Statistical analysis of the Western Australian (WA) data using the software package, Primer, demonstrated, however, that the species composition of the catches reported by fishers within each of the bioregions had changed over time. The species that most characterized the changes were identified.  The analysis was unable, however, to distinguish whether change in species composition and abundance resulted from fishery practice, recording and reporting processes, management changes, changes in exploitation or targeting, environmental change or a combination of these factors. Thus, while change in species composition had occurred in each bioregion, it was possible that this was due simply to expansion of fisheries to exploit different species groups in different locations within each bioregion. It is also possible that improved reporting by fishers, i.e. reporting of catches at species rather than family level, may also have contributed to the apparent change in species composition.

This and other studies have demonstrated that data collected for key fished and non-fished stocks within an ecosystem should include time series of total catches and reliable relative abundance indices, samples of age, length and sex composition representative both of the catches of each fishing sector and of the wild stocks, and data from studies of population biology, i.e. growth, maturity, sex change, reproduction.  Where appropriate and cost-effective, fishery-dependent data should be augmented by fishery-independent relative abundance, age composition and biological data.  Limited recreational catch data are currently available, and current estimates of abundance, i.e. cpue data from commercial fishers, are likely to be influenced greatly by changes in fishing power and targeting by fishers. 

Management strategies for the West Coast Bioregion were explored in this study. Results of this exploration demonstrated that the indicators, reference points and decision rules that have been adopted by the Department of Fisheries Western Australia for the demersal scalefish fisheries of the West Coast Bioregion are likely to be highly effective. Thus, for Western Australia’s finfish fisheries, fishing mortality estimates appear currently to be more reliable indicators of fishery status than abundance estimates, where the reference points for those indicators are those determined from the estimates of natural mortality for the different species.  Reference points for spawning biomass such as maximum sustainable yield and virgin spawning biomass rely to a much greater extent on trends in relative abundance, estimates of which are unreliable due to a paucity of accurate abundance data. 

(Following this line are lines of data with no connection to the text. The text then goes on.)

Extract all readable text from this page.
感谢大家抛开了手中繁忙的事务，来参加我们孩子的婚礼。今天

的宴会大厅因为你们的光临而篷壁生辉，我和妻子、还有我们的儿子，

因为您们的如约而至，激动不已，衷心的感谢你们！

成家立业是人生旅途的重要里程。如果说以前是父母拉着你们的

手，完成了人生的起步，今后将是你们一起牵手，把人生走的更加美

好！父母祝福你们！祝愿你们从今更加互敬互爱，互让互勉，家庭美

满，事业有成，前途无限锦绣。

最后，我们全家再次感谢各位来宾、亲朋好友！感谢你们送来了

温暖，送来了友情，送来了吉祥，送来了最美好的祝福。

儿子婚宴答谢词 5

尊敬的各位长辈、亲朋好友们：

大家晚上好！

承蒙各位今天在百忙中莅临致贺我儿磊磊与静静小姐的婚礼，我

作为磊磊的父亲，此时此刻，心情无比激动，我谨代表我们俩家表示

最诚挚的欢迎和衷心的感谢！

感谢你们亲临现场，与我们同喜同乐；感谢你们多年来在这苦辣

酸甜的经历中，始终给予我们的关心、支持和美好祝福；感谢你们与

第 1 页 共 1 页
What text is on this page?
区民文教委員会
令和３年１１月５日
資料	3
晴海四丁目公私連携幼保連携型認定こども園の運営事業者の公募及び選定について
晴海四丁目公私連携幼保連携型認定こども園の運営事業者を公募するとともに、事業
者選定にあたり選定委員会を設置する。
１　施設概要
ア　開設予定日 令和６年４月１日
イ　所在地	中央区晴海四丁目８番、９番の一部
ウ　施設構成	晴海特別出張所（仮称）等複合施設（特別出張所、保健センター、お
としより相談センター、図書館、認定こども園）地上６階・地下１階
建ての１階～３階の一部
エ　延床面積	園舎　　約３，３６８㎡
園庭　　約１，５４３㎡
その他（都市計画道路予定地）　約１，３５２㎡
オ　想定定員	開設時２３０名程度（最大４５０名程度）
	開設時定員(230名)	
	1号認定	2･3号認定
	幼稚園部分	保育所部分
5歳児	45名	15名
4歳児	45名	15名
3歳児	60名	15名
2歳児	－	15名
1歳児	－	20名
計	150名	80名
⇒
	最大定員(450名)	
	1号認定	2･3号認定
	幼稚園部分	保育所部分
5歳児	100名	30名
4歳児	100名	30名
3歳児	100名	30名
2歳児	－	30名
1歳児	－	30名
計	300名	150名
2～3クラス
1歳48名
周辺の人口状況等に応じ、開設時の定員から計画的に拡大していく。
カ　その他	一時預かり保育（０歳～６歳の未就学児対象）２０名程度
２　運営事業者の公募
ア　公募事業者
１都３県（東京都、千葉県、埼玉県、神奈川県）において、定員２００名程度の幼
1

Environmental change may affect the growth, reproduction, and carrying capacity of the various stocks. Changes in growth and reproduction can be monitored by appropriate data collection and analysis using traditional methods of fish population biology.  Changes in carrying capacity will be more difficult to assess as determination of a stock-recruitment relationship is typically difficult to determine, even when this is assumed to be constant. Although it was not possible to distinguish between fishery and environmental effects, the study demonstrated that the management strategies, which had been accepted for use in the demersal scalefish fishery of the West Coast Bioregion, would be likely to continue to be effective if the species were affected by changes in biological characteristics or carrying capacity.

Keywords: Ecosystem, trophic level, mean maximum length, species composition.